Highlights

Embryos kickstart a vibrant genetic program to thrive, but if the wrong genes are active the cells can self-destruct. A*STAR scientists have discovered one of the genes that needs to be tightly locked down for an embryo to develop: a finding that could improve IVF success rates.

Human egg and sperm cells have their genes trained on a single purpose – to fertilize. Once their mission is complete, the developing embryo begins the complicated genetic program that turns a single cell into a healthy fetus.

This program is possible thanks in part to epigenetic changes to the DNA, such as the removal of methyl group ‘locks’ by enzymes, which allows many more genes to be read.

Some specialized genes however need to be locked down during development, as their genetic messages cause problems for the embryo.

“Everything that goes wrong in embryos has the potential to cause infertility or early pregnancy abortions,” explains Daniel Messerschmidt from the A*STAR Institute of Molecular and Cell Biology. “We are keen to discover the genomic locations which impact on that development.”

Messerschmidt’s team previously discovered that a protein called Trim28 locks methyl groups to certain regions in the genome. Now, the researchers looked for the targets of Trim28 to find what genes lies within these regions.

The scientists sequenced the RNA of more than 30 embryos lacking Trim28 and discovered that a gene called Rbmy1a1 was unusually active.

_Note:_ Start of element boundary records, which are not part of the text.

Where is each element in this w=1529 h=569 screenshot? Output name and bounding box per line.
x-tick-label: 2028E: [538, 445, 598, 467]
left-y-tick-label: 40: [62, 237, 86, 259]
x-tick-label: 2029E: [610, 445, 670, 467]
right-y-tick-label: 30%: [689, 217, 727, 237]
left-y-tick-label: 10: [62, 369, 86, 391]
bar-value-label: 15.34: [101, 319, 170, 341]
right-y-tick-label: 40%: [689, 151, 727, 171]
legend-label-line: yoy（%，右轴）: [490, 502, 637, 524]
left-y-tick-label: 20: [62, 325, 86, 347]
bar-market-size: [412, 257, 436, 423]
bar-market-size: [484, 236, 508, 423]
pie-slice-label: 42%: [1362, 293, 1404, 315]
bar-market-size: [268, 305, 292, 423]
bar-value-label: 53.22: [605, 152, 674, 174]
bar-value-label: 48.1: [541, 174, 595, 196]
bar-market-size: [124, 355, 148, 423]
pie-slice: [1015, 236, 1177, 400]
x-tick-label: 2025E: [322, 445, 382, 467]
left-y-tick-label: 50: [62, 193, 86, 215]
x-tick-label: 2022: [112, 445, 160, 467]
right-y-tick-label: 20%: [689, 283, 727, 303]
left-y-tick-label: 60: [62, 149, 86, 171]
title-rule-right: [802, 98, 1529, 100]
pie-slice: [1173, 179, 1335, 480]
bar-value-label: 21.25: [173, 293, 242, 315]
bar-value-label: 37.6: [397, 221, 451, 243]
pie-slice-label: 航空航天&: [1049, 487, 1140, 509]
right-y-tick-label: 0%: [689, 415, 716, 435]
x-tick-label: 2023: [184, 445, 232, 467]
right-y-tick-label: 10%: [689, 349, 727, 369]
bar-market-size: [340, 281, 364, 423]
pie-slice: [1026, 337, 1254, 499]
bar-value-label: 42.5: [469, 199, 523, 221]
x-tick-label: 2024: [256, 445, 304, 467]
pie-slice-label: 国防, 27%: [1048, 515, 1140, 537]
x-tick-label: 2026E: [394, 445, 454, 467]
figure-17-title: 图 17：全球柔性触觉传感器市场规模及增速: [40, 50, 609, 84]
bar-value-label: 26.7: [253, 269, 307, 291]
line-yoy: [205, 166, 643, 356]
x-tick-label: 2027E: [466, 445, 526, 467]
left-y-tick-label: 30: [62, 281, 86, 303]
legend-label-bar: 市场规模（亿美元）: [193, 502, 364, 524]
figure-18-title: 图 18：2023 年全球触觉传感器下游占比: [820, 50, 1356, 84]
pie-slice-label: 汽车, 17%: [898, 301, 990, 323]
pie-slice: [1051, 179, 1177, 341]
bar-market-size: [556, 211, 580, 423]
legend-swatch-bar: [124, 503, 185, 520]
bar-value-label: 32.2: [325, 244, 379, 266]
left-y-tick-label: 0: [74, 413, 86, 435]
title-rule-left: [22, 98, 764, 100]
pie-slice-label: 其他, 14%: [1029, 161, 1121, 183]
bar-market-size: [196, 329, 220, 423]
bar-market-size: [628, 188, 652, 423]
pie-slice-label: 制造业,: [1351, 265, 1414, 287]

“It’s an interesting gene which is not expressed anywhere in the body during development except for spermatogonia in the testes – it has no place to be expressed in the embryo,” says Messerschmidt. He proposes that the enzyme encoded by Rbmy1a1 produces mRNA transcripts which are harmful to the developing embryo.

Messerschmidt’s team is now looking for more of these ‘special attention’ genes. If the activity of detrimental genes such as Rbmy1a1 can be detected before an embryo is implanted, then it could improve rates of IVF success, says Messerschmidt.

“We want to find out whether we can do epigenetic diagnostics in the same way as when we screen for a suspected genetic disease,” he says. “Ultimately, having an overall understanding of these processes will give us a basis for what to look at.”

Messerschmidt adds that an epigenetic diagnostic tool for embryos may allow doctors to compare IVF methods which differ between labs. “If we can compare different methods, perhaps we can point doctors to techniques that improve efficiency,” he says.

The A*STAR-affiliated researchers contributing to this research are from the Institute of Molecular and Cell Biology.